Prediction of sea clutter characteristics by deep neural networks using marine environmental factors

The fundamental characteristics of sea clutter play a crucial role in clutter suppression and target detection for marine radar. Besides the radar parameter, the characteristics of sea clutter are determined by the marine environmental factors essentially. As a supplement to the high-cost field experimental measurement and time-consuming physical modeling based on electromagnetic scattering theory, several attempts have been made to predict sea clutter amplitude by artificial neural network (ANN) models using the radar measured data. Compared with the directly measured sea clutter data, marine environmental factors such as wind speed, significant height of wave etc., can be obtained more easily and efficiently. This study set out to examine the feasibility of predicting the characteristics of sea clutter directly by the marine environmental factors. Deep neural network (DNN) models to predict individually mean amplitude, Doppler shift, and Doppler broadening of sea clutter are proposed in this work, which take wind speed, significant height of wave and mean period of wave as input. The training and test set is generated by a hybrid scattering model.
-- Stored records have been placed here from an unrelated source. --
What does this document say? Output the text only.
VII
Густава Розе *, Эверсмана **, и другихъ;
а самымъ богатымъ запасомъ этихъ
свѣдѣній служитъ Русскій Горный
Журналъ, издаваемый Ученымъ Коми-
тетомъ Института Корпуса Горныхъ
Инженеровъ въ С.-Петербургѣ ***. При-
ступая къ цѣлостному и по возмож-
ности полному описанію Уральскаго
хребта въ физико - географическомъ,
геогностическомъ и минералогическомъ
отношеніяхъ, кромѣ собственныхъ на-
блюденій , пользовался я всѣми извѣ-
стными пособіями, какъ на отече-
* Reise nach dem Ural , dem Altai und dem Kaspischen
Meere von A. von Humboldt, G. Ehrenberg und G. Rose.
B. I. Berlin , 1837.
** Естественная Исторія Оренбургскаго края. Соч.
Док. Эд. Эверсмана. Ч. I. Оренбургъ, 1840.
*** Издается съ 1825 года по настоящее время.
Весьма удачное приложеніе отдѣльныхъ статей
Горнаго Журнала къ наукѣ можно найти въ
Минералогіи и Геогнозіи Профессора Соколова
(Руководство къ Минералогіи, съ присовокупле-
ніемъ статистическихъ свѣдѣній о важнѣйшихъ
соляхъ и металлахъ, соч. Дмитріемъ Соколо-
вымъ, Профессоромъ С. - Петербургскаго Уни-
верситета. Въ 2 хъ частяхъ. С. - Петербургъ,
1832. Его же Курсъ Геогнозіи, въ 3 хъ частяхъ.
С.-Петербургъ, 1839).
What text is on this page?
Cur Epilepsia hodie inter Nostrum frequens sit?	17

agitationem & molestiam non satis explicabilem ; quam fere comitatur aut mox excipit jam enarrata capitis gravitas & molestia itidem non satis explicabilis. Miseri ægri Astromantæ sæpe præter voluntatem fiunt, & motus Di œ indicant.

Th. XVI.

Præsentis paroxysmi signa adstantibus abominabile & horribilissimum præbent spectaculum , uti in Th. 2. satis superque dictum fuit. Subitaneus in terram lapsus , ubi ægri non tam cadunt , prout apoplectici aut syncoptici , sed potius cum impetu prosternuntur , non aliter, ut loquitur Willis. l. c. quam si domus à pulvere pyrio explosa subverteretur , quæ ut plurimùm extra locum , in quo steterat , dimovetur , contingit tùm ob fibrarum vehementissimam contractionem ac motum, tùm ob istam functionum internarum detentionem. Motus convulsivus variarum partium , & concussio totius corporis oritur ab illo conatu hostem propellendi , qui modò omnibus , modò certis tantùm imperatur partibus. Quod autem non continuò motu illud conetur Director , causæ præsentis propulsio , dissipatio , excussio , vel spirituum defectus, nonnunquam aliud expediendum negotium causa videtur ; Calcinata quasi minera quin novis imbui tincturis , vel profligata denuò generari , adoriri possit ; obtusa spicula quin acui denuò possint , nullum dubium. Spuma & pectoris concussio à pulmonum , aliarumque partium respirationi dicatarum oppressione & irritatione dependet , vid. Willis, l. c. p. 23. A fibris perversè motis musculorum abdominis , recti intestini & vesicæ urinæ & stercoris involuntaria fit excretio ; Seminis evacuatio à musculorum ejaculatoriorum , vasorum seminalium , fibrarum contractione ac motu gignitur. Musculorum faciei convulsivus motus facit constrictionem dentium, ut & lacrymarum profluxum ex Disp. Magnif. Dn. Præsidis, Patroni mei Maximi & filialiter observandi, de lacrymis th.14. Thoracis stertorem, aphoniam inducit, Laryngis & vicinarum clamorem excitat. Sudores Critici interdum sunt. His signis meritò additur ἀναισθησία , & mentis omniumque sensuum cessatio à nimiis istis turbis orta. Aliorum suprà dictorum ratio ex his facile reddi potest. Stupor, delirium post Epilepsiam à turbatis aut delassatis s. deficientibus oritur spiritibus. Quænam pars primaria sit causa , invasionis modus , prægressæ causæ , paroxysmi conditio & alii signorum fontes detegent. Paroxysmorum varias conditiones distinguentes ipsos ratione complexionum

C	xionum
The experimental results indicate that the prediction accuracy of HH-polarized mean amplitude, Doppler shift, and Doppler broadening are 97.8, 98.9 and 89.0%, respectively, and the corresponding accuracy of VV-polarized are 94.8, 97.8 and 89.5%. These findings suggest the proposed data-driven model using marine environmental factors directly is a competitive candidate in predicting sea clutter characteristics; therefore, it can be applied to complement and extend the existing measured and calculated data sets.